Il y a beaucoup de joie sur les lignes de piquetage : après toutes ces années de prolongations de convention collective qui ont grignoté nos salaires et volé nos pensions, nous ripostons enfin.

Les travailleurs ont le droit d’être fiers, mais l’enthousiasme ne suffit pas pour gagner cette bataille. Alors que la nouvelle semaine commence, les travailleurs de la base doivent faire le point sur la situation, évaluer soigneusement les contre-mesures préparées par l’entreprise, le gouvernement américain et la bureaucratie de l’AIMTA, et garder l’initiative entre les mains des membres. Pour que cela se produise, nous devons élaborer une stratégie pour défendre nos intérêts tout aussi impitoyablement que nos ennemis de classe cherchent à défendre les leurs.

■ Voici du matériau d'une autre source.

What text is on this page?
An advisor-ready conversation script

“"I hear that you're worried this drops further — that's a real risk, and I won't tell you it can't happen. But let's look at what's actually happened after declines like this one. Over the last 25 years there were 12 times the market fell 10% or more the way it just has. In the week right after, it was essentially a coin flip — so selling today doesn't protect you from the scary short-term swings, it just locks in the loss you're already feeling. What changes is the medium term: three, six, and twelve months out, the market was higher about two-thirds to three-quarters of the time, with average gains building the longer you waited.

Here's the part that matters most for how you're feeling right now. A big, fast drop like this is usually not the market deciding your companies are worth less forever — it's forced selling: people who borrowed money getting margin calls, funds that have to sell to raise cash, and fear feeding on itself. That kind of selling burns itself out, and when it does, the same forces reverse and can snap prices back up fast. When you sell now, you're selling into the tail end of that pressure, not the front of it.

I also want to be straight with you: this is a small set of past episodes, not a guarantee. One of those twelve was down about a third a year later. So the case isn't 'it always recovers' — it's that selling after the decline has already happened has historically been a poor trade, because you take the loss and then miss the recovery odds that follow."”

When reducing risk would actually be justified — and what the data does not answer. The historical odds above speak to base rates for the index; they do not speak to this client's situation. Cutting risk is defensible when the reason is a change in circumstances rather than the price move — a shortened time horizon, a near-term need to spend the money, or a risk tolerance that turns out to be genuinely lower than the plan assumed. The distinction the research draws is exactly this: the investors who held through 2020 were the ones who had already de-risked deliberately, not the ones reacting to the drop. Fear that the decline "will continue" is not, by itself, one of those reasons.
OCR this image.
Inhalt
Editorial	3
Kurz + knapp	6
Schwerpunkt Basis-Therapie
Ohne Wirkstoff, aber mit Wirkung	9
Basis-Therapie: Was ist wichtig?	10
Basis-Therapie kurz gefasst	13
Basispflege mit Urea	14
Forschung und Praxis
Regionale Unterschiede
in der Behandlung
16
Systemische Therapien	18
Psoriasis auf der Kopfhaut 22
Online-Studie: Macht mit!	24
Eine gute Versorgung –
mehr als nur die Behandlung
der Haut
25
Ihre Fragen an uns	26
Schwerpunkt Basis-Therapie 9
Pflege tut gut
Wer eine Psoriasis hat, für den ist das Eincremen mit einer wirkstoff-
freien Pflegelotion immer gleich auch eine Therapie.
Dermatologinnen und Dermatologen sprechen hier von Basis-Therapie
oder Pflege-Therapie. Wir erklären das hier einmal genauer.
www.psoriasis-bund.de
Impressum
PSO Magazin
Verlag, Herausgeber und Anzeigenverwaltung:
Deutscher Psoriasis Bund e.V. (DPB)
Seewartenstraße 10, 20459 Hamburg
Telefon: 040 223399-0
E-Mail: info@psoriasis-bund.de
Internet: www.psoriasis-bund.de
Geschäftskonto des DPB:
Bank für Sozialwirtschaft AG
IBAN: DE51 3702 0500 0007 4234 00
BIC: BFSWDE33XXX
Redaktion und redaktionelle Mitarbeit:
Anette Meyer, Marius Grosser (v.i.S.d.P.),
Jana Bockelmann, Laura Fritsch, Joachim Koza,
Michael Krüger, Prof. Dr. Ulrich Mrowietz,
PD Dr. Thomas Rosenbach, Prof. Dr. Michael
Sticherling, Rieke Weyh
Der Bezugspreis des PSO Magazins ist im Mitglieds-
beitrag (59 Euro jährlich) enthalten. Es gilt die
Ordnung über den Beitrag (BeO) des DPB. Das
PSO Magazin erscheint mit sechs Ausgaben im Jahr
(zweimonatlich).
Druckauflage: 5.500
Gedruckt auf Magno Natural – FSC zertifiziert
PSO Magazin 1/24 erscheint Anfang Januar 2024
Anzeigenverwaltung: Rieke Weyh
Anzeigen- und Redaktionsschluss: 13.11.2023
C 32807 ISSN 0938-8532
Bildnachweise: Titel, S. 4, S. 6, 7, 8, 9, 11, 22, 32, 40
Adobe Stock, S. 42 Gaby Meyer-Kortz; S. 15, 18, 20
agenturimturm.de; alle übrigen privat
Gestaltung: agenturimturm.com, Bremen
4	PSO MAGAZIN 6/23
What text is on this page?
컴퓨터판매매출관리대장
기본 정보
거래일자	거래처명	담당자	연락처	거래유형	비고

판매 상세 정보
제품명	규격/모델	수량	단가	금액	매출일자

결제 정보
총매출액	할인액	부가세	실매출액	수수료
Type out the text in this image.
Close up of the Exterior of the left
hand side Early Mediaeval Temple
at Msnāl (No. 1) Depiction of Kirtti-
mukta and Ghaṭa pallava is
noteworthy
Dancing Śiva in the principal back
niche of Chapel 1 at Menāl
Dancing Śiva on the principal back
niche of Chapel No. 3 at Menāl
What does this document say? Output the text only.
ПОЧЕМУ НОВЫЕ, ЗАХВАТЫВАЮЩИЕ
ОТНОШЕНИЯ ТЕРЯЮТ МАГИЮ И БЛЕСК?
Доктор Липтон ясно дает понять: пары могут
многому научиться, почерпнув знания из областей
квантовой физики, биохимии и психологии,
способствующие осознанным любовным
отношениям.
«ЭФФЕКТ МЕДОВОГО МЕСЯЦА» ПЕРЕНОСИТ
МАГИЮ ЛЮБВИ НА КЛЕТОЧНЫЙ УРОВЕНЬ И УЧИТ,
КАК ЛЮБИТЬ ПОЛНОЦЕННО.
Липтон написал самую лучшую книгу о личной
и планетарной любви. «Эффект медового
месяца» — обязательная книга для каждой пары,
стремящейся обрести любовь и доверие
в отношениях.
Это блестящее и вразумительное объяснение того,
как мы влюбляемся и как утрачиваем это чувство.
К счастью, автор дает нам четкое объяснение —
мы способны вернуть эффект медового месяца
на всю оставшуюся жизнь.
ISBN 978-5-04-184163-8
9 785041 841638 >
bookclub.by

Dans un communiqué sur la grève publié vendredi, le comité de négociation de l'AIMTA a déclaré que « le vote écrasant de jeudi était un signe de notre unité » et qu'il était fier de nous.

De qui pensent-ils se moquer ?

Le vote a démontré l’unité de la base contre les trahisons commises par l’appareil syndical, et non l’unité avec la direction qui a essayé de nous enfoncer cette entente pourrie dans la gorge. Le président du district 751 de l’AIMTA, Jon Holden, était visiblement ébranlé et découragé lorsqu'il a pris connaissance des résultats du vote la semaine dernière. Cela s'explique par le fait que toutes les vieilles tactiques utilisées par la bureaucratie syndicale pour faire accepter les conventions collectives précédentes, notamment en essayant de corrompre les nouveaux employés avec des primes à la signature, ont échoué lamentablement cette fois-ci.

Au lieu de cela, les jeunes travailleurs qui sont embauchés à des salaires inférieurs à ceux de McDonald’s et d’Aldi, et qui ont accepté des réductions de salaire pour travailler chez Boeing parce qu’on leur avait promis un avenir meilleur, ont voté « non » de manière décisive. C’est parce qu’ils n’ont pas les moyens de louer un appartement, encore moins d’acheter une maison ou d’élever une famille. Ils ont fait cause commune avec des travailleurs d’expérience qui n'ont pas reçu d'augmentation depuis plus de dix ans et ont déclaré d'une seule voix : « Nous n'allons plus accepter cela ! »

Le compte-rendu du Comité de négociation a ensuite déclaré : « La confiance est élevée alors que les Membres prennent le contrôle de la prochaine phase de la réalisation de nos objectifs. »

Mais quelques phrases plus loin, ils disent que le Service fédéral de médiation et de conciliation (Federal Mediation and Conciliation Services – FMCS) intervient dans les négociations et que l’AIMTA doit rencontrer le FMCS et l’entreprise cette semaine.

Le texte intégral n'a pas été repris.